Radical cleric Aman Abdurrahman was sentenced to death Friday by an Indonesian court for ordering 2016 terrorist attacks that included a suicide bombing at a Starbucks in the capital of Jakarta.
The attacks were carried out by Islamic State-affiliated militants. Four people were killed in the Starbucks bombing, the first attack claimed by IS in Southeast Asia.
Abdurrahman, who authorities describe as a key ideologue for IS militants in the world's largest Muslim nation, kneeled and kissed the floor as machine gun carrying counterterrorism guards stood nearby.
Fears of more attacks have escalated in Indonesia after suicide bombings in the city of Surabaya last month were carried out by families who sometimes involved their children. Police said the mastermind behind the attacks was associated with the network of militants inspired by Abdurrahman.
Prosecutors said Abdurrahman delivered instructions from prison, where he was serving a terrorism-related sentence, for several attacks in 2016 and 2017.
Abdurrahman refused to recognize the court as part of his rejection of Indonesia's secular government, in favor of Shariah law.
Militants could respond to Abdurrahman's death with retaliatory attacks, according to Adhe Bhakti, an analyst with the Center for Radicalization and De-radicalization Studies in Jakarta.
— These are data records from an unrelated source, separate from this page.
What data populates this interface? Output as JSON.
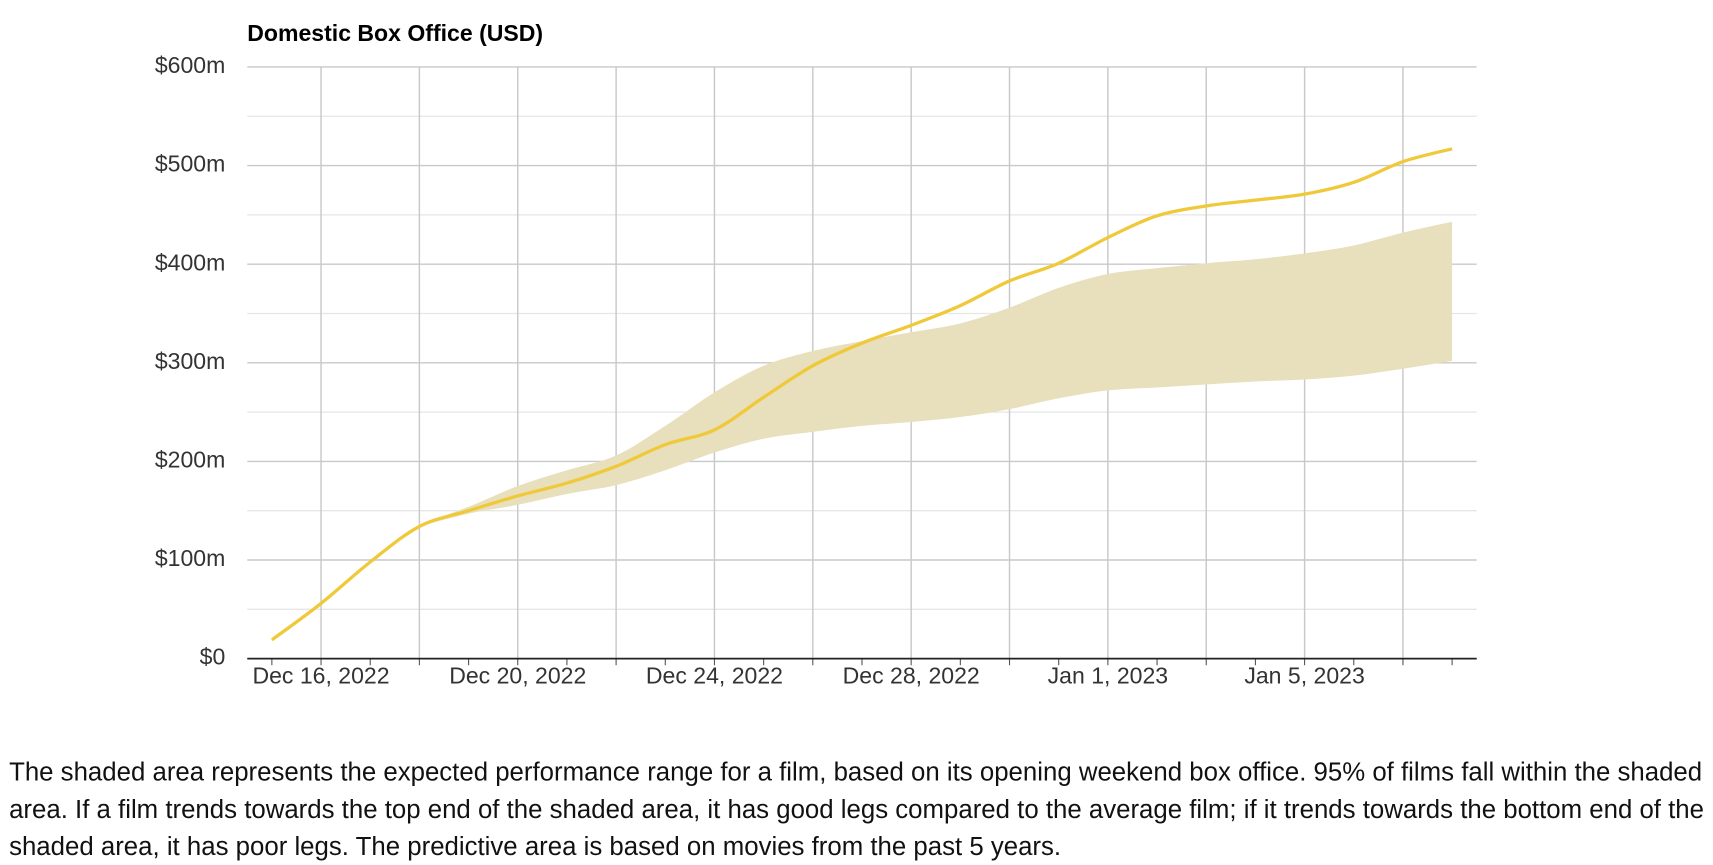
{
  "chart_data": {
    "type": "line",
    "title": "Domestic Box Office (USD)",
    "x": [
      "2022-12-15",
      "2022-12-16",
      "2022-12-17",
      "2022-12-18",
      "2022-12-19",
      "2022-12-20",
      "2022-12-21",
      "2022-12-22",
      "2022-12-23",
      "2022-12-24",
      "2022-12-25",
      "2022-12-26",
      "2022-12-27",
      "2022-12-28",
      "2022-12-29",
      "2022-12-30",
      "2022-12-31",
      "2023-01-01",
      "2023-01-02",
      "2023-01-03",
      "2023-01-04",
      "2023-01-05",
      "2023-01-06",
      "2023-01-07",
      "2023-01-08"
    ],
    "series": [
      {
        "color": "#f0c93a",
        "values": [
          19,
          56,
          98,
          134,
          150,
          165,
          178,
          195,
          217,
          232,
          265,
          297,
          320,
          338,
          358,
          383,
          401,
          427,
          449,
          459,
          465,
          471,
          483,
          504,
          517
        ]
      }
    ],
    "band": {
      "color": "#e8dfbd",
      "upper": [
        null,
        null,
        null,
        136,
        154,
        175,
        191,
        206,
        236,
        270,
        297,
        312,
        322,
        331,
        340,
        356,
        376,
        390,
        396,
        401,
        405,
        411,
        419,
        432,
        443
      ],
      "lower": [
        null,
        null,
        null,
        134,
        147,
        156,
        167,
        176,
        191,
        209,
        223,
        230,
        236,
        240,
        245,
        253,
        264,
        272,
        275,
        278,
        281,
        283,
        287,
        294,
        302
      ]
    },
    "ylim": [
      0,
      600
    ],
    "yticks": [
      {
        "value": 0,
        "label": "$0"
      },
      {
        "value": 100,
        "label": "$100m"
      },
      {
        "value": 200,
        "label": "$200m"
      },
      {
        "value": 300,
        "label": "$300m"
      },
      {
        "value": 400,
        "label": "$400m"
      },
      {
        "value": 500,
        "label": "$500m"
      },
      {
        "value": 600,
        "label": "$600m"
      }
    ],
    "xticks": [
      {
        "value": "2022-12-16",
        "label": "Dec 16, 2022"
      },
      {
        "value": "2022-12-20",
        "label": "Dec 20, 2022"
      },
      {
        "value": "2022-12-24",
        "label": "Dec 24, 2022"
      },
      {
        "value": "2022-12-28",
        "label": "Dec 28, 2022"
      },
      {
        "value": "2023-01-01",
        "label": "Jan 1, 2023"
      },
      {
        "value": "2023-01-05",
        "label": "Jan 5, 2023"
      }
    ],
    "grid": true
  },
  "caption": "The shaded area represents the expected performance range for a film, based on its opening weekend box office. 95% of films fall within the shaded area. If a film trends towards the top end of the shaded area, it has good legs compared to the average film; if it trends towards the bottom end of the shaded area, it has poor legs. The predictive area is based on movies from the past 5 years."
}
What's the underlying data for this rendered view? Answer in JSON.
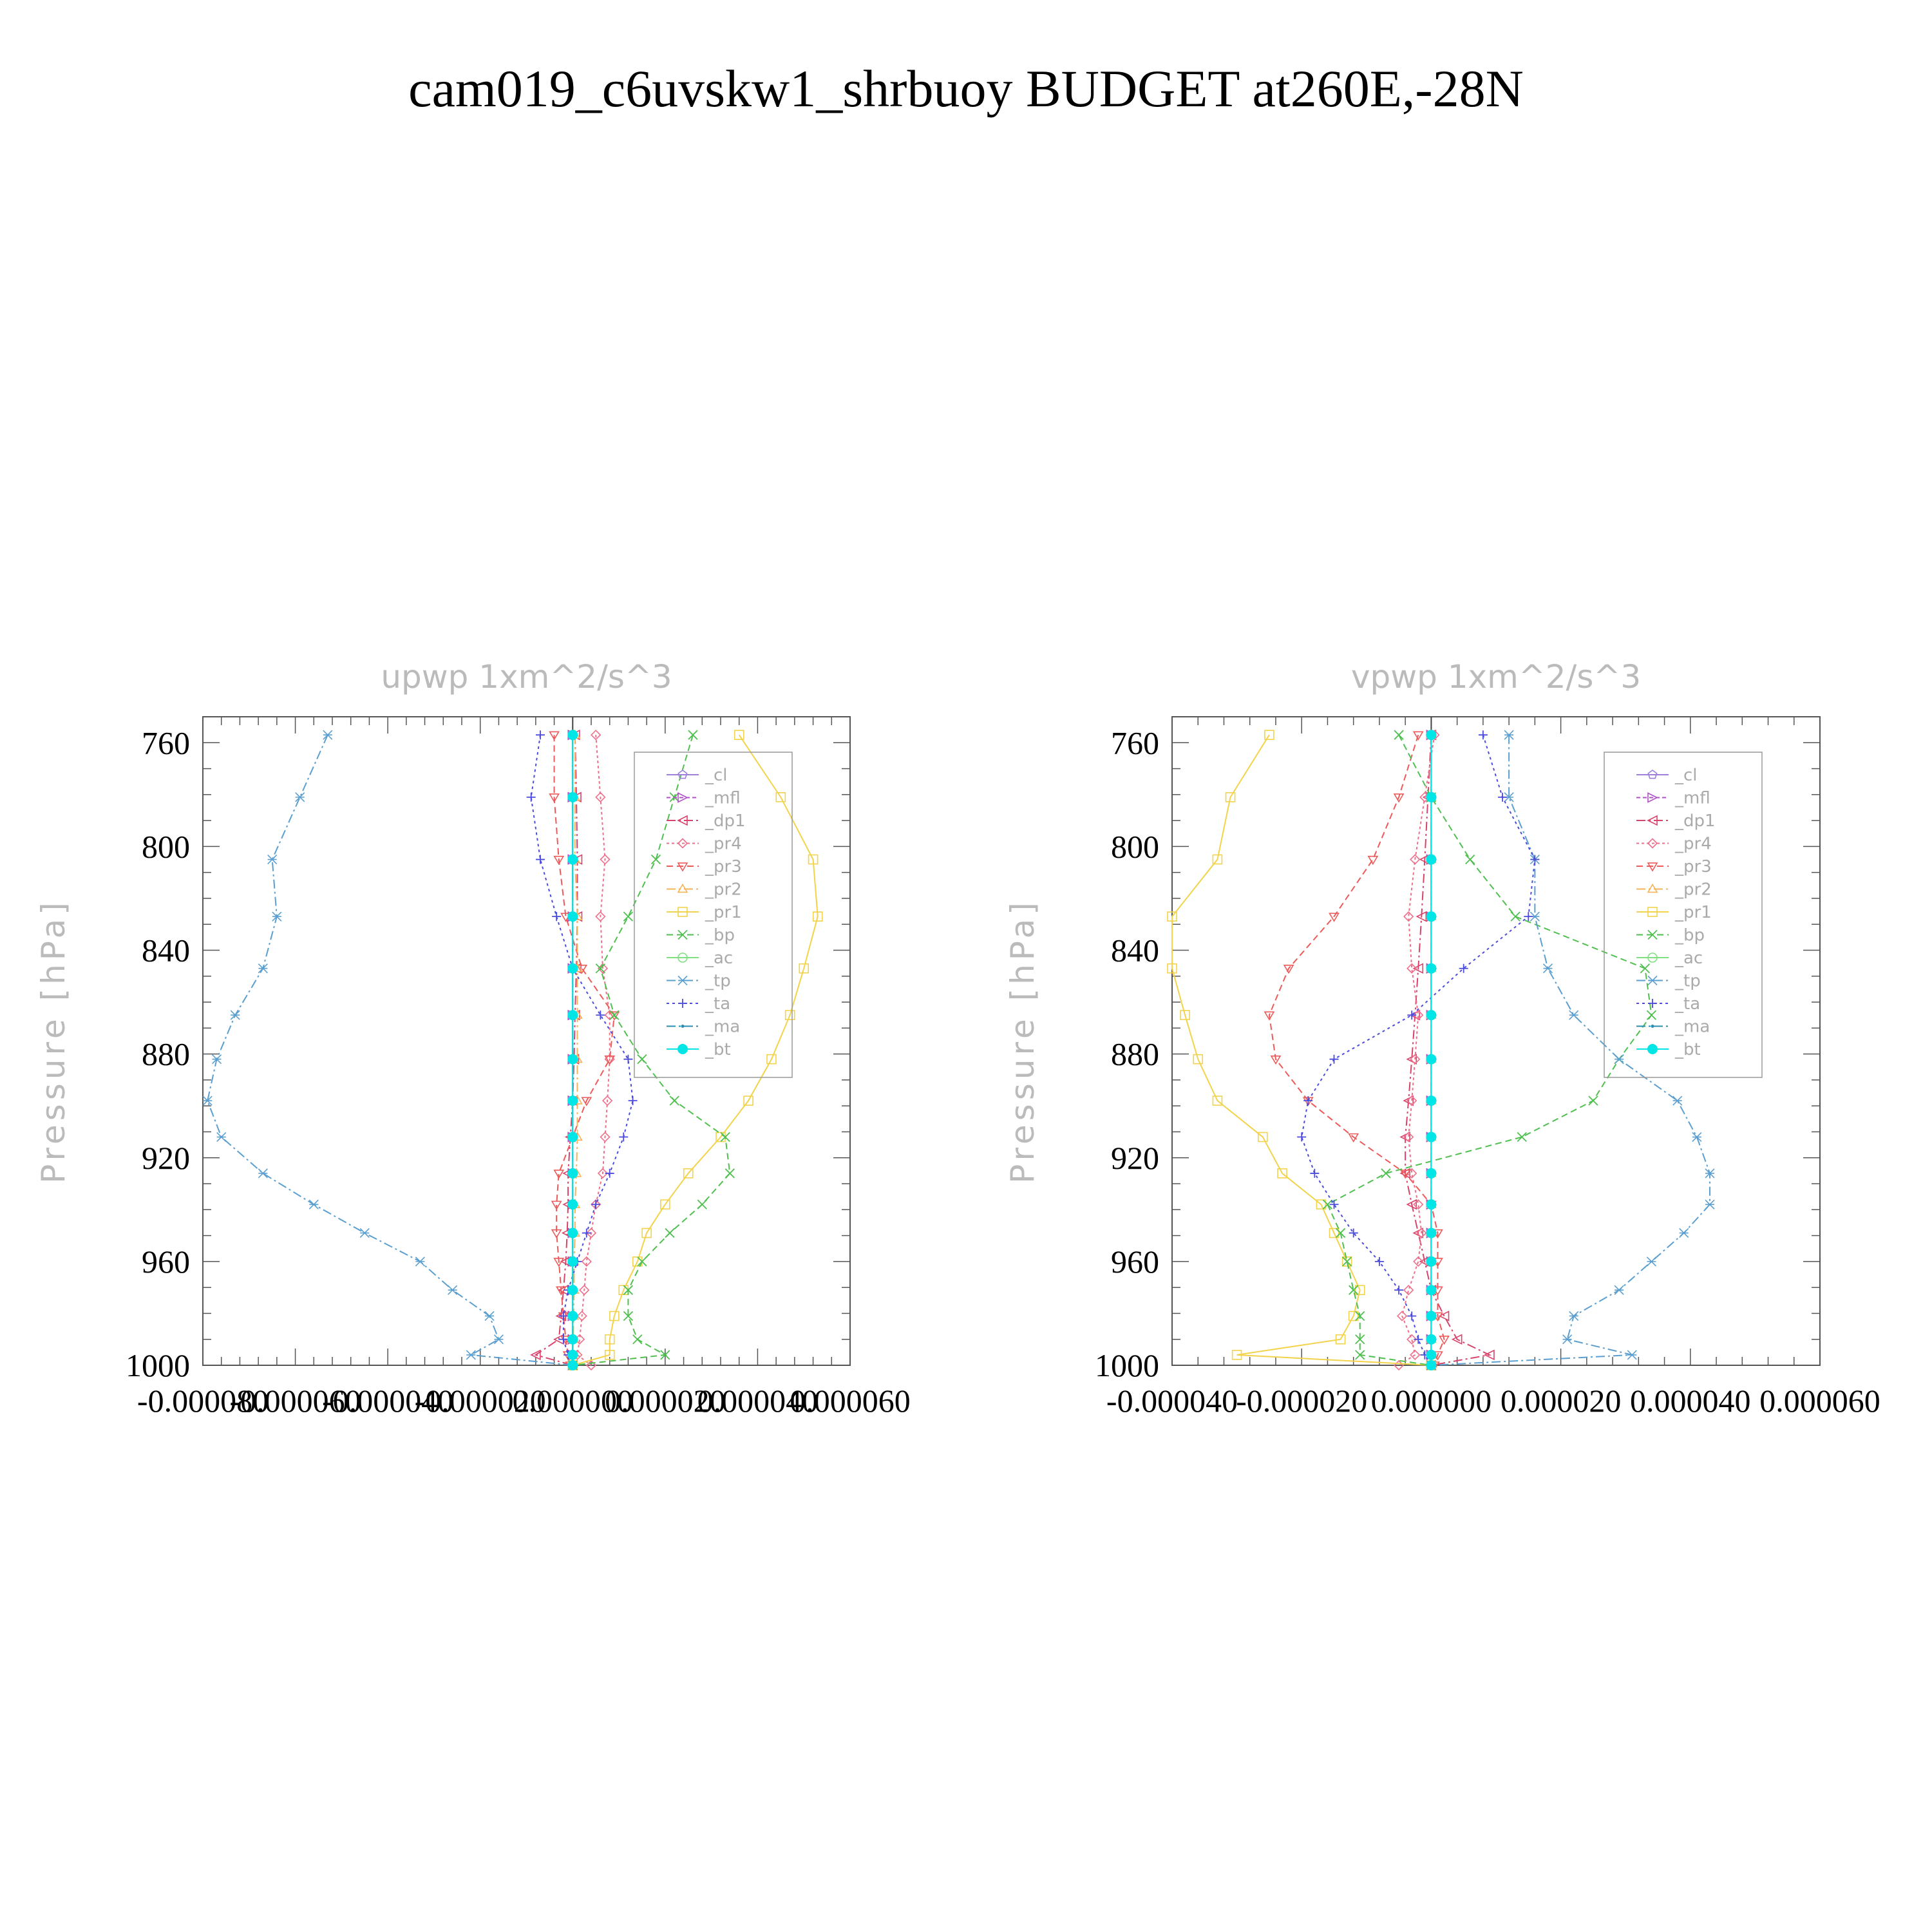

"His words alone have been able incite followers to carry out terrorism," Bhakti said. "The security forces must raise awareness and all intelligence services in Indonesia must coordinate well."
Prosecutors said Abdurrahman founded a network of extremists called Jehaah Anshorurt Daulah that has pledged allegiance to IS and has expressed opposition to the country's secular government.